MISHIMA: A Life in Four Chapters Criterion DVD Review

     July 12, 2008

Reviewed by Andre Dellamorte

Paul Schrader began his career as a writer. And if you look at his first two films, you get the sense that as a director, he was more engaged in the writing process than directing. That’s not to begrudge his work on either Hardcore, or Blue Collar. They’re both very interesting films, and well worth tracking down. But they aren’t especially camera savvy. Enter John Bailey, who worked with Schrader on American Gigolo, Cat People and Mishima. Around this time, Schrader also became a bodybuilder, and was going out a lot to discos. The man grew up a strict Calvinist, so some of this could be seen as rebellion, but I think – more to the point – what Schrader was interested in was doing things he didn’t have a natural predilection for. I read this desire to embrace the visual side of cinema as an attempt to pursue the thing of least perfection. In the same way Quentin Tarantino trained himself to become an action director whilst making Kill Bill, it seems that Schrader wanted to develop muscles that were not his easiest.

Yukio Mishima (played here by Ken Ogata, though narration is provided by Ogata in a Japanese track, and Roy Scheider in the American release version) was a famous Japanese author known for his books, and his acting, and film career. A 20th century artist, he dabbled. He was also born a sickly kid who turned to bodybuilding later in life, and was something of a dandy (if not an out and out bisexual). The film intercuts his biography with the final day of his life, and three of his stories.

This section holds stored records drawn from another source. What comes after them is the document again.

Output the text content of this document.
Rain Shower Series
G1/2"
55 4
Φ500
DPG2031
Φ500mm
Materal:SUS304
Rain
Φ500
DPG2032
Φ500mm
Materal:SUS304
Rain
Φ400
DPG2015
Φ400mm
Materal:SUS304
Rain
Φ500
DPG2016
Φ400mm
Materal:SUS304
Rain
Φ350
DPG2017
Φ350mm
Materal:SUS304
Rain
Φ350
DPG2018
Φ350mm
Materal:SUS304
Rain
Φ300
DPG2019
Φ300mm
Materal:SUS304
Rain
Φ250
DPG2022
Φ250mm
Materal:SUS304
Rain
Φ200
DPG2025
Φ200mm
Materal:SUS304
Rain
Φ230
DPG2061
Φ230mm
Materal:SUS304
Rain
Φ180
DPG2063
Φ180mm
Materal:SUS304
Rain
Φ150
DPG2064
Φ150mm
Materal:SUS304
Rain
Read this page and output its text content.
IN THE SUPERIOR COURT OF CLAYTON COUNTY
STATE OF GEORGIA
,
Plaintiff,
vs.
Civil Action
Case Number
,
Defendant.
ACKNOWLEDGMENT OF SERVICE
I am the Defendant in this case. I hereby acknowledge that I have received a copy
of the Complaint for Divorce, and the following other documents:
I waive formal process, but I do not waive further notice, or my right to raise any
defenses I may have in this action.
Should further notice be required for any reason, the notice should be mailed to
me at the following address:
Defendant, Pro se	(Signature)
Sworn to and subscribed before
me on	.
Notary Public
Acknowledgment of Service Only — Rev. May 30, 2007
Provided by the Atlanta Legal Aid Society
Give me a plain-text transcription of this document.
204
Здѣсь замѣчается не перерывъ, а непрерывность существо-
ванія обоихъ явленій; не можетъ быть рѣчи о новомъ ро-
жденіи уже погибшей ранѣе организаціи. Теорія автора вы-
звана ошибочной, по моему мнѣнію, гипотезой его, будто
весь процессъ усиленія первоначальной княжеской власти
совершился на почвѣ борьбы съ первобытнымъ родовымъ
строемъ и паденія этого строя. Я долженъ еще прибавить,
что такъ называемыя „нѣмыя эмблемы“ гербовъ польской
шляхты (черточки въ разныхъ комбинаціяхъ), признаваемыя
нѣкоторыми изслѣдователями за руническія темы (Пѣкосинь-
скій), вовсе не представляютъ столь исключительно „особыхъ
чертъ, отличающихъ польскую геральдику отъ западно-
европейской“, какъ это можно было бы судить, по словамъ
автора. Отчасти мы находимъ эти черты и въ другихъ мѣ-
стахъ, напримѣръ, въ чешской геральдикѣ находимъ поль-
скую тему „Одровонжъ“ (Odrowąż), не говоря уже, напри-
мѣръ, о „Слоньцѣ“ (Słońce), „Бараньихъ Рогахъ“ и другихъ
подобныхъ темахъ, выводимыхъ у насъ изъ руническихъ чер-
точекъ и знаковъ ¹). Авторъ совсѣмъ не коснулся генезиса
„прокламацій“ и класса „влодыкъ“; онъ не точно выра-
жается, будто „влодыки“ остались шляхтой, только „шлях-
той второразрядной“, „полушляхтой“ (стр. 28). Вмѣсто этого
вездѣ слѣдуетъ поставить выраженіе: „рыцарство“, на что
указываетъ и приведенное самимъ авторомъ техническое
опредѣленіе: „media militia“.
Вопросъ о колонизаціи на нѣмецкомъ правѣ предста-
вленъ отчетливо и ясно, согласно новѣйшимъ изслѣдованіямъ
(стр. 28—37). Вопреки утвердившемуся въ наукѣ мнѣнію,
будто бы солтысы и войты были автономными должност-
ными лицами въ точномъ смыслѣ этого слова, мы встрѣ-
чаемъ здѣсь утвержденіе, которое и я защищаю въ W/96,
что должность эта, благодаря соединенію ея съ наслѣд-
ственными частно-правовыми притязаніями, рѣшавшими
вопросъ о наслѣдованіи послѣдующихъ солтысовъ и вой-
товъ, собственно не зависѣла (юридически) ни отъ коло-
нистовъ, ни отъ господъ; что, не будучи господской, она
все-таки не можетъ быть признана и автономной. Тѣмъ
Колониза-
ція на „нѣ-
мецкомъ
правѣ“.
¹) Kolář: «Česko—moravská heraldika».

The Temple of the Golden Pavilion features a young man with a horrible stutter. He dreams of getting laid, and becomes friends with a guy with a limp who tells him to use his weakness to seduce women by guilting them into sex. What the stutter really wants is to see the nearby Golden Pavillion burn down, as it is to gorgeous. Too perfect. And he dreams that the allied bombers will do his bidding.

In Kyoko’s House, a young dandy of an actor takes on his mother’s debt by becoming a woman’s masochistic slave. What he comes to realize is that the only way he feels alive is when he’s tortured. And in Runaway Horses, a group of young cadets train to lead a rebellion against the current administration, only to be foiled in the act.

As these stories are told (and intercut with Mishima’s life) we see how Mishima was writing about his own dreams and visions, though not in a cheap or superfluous way. We can draw what conclusions we want, though obviously the stories are chosen on purpose to illustrate aspects of Mishima. It takes a brave artist to turn their life and death into theater, but it also gives them control and closure. There is something uniquely powerful in that choice, and that Mishima makes it makes him a fascinating subject. Schrader is firing on all cylinders here, and working with John Bailey, sets and costumes by Eiko Ishioka (Bram Stoker’s Dracula), and with Phillip Glass’s still-influential score, it’s both foreign and domestic. It’s respectful of Japanese culture, but its own beast. And it’s truly a singular film-going experience, and the high point of Schrader’s directorial output.

And, oh my god, the packaging on the Criterion edition is to die for. This thing is gorgeous, from the booklet, with all the color photographs of the set, to the look and feel of everything, Criterion’s design porn makes this a must have for any serious DVD collector. On top of the first rate supplements and transfer. The film is presented in anamorphic widescreen (1.78:1) and in 2.0 stereo. The picture qulity is excellent, and one hopes that this becomes an early test subject for their Blu-Ray line. On the first disc is the film’s trailer, along with the original Theatrical audio (with Scheider), the Ogata narration, and a temp track narration, meant for Scheider to follow. Though Warner Brother’s release had its own commentary track, the disc features a new one by Schrader and producer Alan Poul, and Schrader dedicates the film to his deceased brother Leonard. Disc two kicks off with a great set of interviews with Bailey, Glass, and Ishioka, who all revere their work here, and offer great insights into their working process (44 min.), and then the stories of producers Tom Luddy and Mata Yamamoto (22 min.), who braved Japan somewhat unsuccessfully for the film. To speak more to the real Mishima, there’s a section featuring comments from Mishima biographer John Nathan and friend Donald Richie (27 min.), which fleshes out the man in ways the film does not (but is very complimentary), co-screenwriter, and widow of Leonard, Chieko Schrader provides an audio interview (26 min.) about the making of the film and their working arrangements. And for more period detail, there’s a filmed interview with Mishima talking about writing (6 min.), and the UK documentary “The Strange Case of Yukio Mishima” (55 min.), which is more conventional, but also essential viewing. This makes a case for the DVD event of the year.